Dua sisi yakni abdullah dan khalifatullah dari satu figur manusia ini sebagai kunci dari risalah Allah SWT. Adanya pemahaman ini untuk mempertegas bahwa manusia merupakan makhluk ukhrawi sekaligus duniawi. Karenanya, manusia jangan dipandang sebagai makhluk indrawi semata sebagaimana paradigma nalar materialisme, dan jangan pula hanya dipandang sebagai makhluk bayangan sebagaimana paradigma nalar kaum sufisme. Manusia dengan seluruh dimensinya mesti diletakkan dalam ruang yang moderat: kehidupan di akhirat sama pentingnya dengan kehidupan di dunia. Bangunan kehidupan yang ingin diciptakan itu pro-kehidupan, pro-dunia, tetapi dunia ndak hanya untuk dunia, melainkan dunia untuk kehidupan yang lebih panjang. Maka hidup manusia selain harus baik, dia harus berguna dan bermanfaat.

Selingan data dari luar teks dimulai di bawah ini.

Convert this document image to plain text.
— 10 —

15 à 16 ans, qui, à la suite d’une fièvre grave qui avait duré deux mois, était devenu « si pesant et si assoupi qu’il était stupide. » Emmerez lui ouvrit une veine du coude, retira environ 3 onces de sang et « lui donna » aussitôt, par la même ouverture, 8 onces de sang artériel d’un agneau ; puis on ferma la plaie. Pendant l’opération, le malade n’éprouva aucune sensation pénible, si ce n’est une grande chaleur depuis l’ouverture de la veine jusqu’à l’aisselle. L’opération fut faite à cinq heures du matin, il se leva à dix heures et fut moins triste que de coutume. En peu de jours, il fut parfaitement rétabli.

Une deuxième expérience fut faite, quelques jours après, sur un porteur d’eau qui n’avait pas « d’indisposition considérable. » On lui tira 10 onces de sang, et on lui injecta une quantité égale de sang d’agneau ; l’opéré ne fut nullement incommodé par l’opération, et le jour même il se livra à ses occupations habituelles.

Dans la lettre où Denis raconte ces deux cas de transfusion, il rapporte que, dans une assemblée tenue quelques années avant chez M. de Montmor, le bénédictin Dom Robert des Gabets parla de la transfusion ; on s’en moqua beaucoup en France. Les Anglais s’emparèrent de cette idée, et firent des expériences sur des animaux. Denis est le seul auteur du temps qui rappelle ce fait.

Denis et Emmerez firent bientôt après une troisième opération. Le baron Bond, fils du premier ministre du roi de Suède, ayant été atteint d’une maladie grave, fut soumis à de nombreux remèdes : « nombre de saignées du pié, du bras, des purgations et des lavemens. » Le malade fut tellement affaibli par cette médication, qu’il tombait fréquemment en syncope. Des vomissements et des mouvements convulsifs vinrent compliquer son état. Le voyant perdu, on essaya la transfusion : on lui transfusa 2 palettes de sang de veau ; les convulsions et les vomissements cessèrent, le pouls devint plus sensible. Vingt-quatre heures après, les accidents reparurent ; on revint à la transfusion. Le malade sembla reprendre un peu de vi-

Udah ya...., O ya sebentar. SettiaBlog jadi ingat mas Tolo, temen SettiaBlog, namanya Ismu Budi Kuncoro Putro, tapi panggilannya mas Tolo, dan untuk temen - temen semua, semoga selalu di beri kesehatan, adem ayem, tetep langgeng, di lancarkan rezekinya.
Dua sisi yakni abdullah dan khalifatullah dari satu figur manusia ini sebagai kunci dari risalah Allah SWT. Adanya pemahaman ini untuk mempertegas bahwa manusia merupakan makhluk ukhrawi sekaligus duniawi. Karenanya, manusia jangan dipandang sebagai makhluk indrawi semata sebagaimana paradigma nalar materialisme, dan jangan pula hanya dipandang sebagai makhluk bayangan sebagaimana paradigma nalar kaum sufisme. Manusia dengan seluruh dimensinya mesti diletakkan dalam ruang yang moderat: kehidupan di akhirat sama pentingnya dengan kehidupan di dunia. Bangunan kehidupan yang ingin diciptakan itu pro-kehidupan, pro-dunia, tetapi dunia ndak hanya untuk dunia, melainkan dunia untuk kehidupan yang lebih panjang. Maka hidup manusia selain harus baik, dia harus berguna dan bermanfaat.
Udah ya...., O ya sebentar. SettiaBlog jadi ingat mas Tolo, temen SettiaBlog, namanya Ismu Budi Kuncoro Putro, tapi panggilannya mas Tolo, dan untuk temen - temen semua, semoga selalu di beri kesehatan, adem ayem, tetep langgeng, di lancarkan rezekinya.